General government capital expenditure (capex) as a share of GDP is expected to stay robust at around 5 per cent in FY26, though slightly lower than 5.1 per cent in FY25 (provisional) and well below the FY24 high of 5.4 per cent, according to a report by Emkay Research.
Public capex has maintained strong momentum in the first five months of FY26, with the Centre already utilising 39 per cent of its budgeted capital outlay, marking a growth of over 43 per cent year-on-year.
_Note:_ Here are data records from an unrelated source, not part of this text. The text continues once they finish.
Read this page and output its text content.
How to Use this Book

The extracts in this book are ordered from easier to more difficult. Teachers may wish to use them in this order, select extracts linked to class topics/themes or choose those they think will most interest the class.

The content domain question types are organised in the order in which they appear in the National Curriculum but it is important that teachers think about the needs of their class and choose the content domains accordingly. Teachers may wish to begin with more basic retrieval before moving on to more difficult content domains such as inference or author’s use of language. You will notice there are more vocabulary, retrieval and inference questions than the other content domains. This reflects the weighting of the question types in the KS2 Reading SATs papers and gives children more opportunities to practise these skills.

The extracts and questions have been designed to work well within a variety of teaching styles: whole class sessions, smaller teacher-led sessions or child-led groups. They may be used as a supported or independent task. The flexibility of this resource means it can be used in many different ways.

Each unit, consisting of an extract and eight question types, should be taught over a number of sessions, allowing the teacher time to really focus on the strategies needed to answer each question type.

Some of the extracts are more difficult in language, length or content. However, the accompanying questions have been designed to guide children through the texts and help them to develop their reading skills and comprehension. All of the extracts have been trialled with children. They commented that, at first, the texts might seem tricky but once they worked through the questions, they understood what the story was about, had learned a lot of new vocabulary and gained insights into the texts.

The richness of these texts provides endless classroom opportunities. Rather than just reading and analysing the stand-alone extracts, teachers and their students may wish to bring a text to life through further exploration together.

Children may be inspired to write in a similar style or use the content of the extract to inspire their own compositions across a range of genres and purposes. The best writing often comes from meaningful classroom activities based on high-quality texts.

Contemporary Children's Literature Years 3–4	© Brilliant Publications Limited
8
If this trend sustains, Emkay expects capex spending to remain elevated, reinforcing the role of public investment as a key growth driver.
The report said that while headline capex numbers were partly boosted by base effects and sectoral anomalies, the “core capex”—adjusted for such distortions—has also recorded solid growth over the past three quarters, signalling sustained improvement in productive infrastructure spending.
States have also contributed to the capex push, clocking 14 per cent growth so far in FY26, though this trails their ambitious 30 per cent growth target set in state budgets. Despite fiscal constraints, states have delivered strongly over the past two years, achieving around 89 per cent of their budgeted capex, significantly higher than the 10-year average of 80 per cent.
This spending momentum has held up despite challenges such as slower revenue growth and persistently high revenue expenditure on welfare schemes. Emkay attributes part of this resilience to the Centre’s timely release of interest-free capex loans to states, which has provided critical funding support.
The report estimates that the states’ capex-to-GDP ratio could rise marginally by 0.1 percentage point to 2.4 per cent in FY26, the second-highest level since FY17, but still below their FY26 target of 2.7 per cent. Overall, combined government capital expenditure is expected to remain a key pillar of economic momentum even as fiscal consolidation progresses.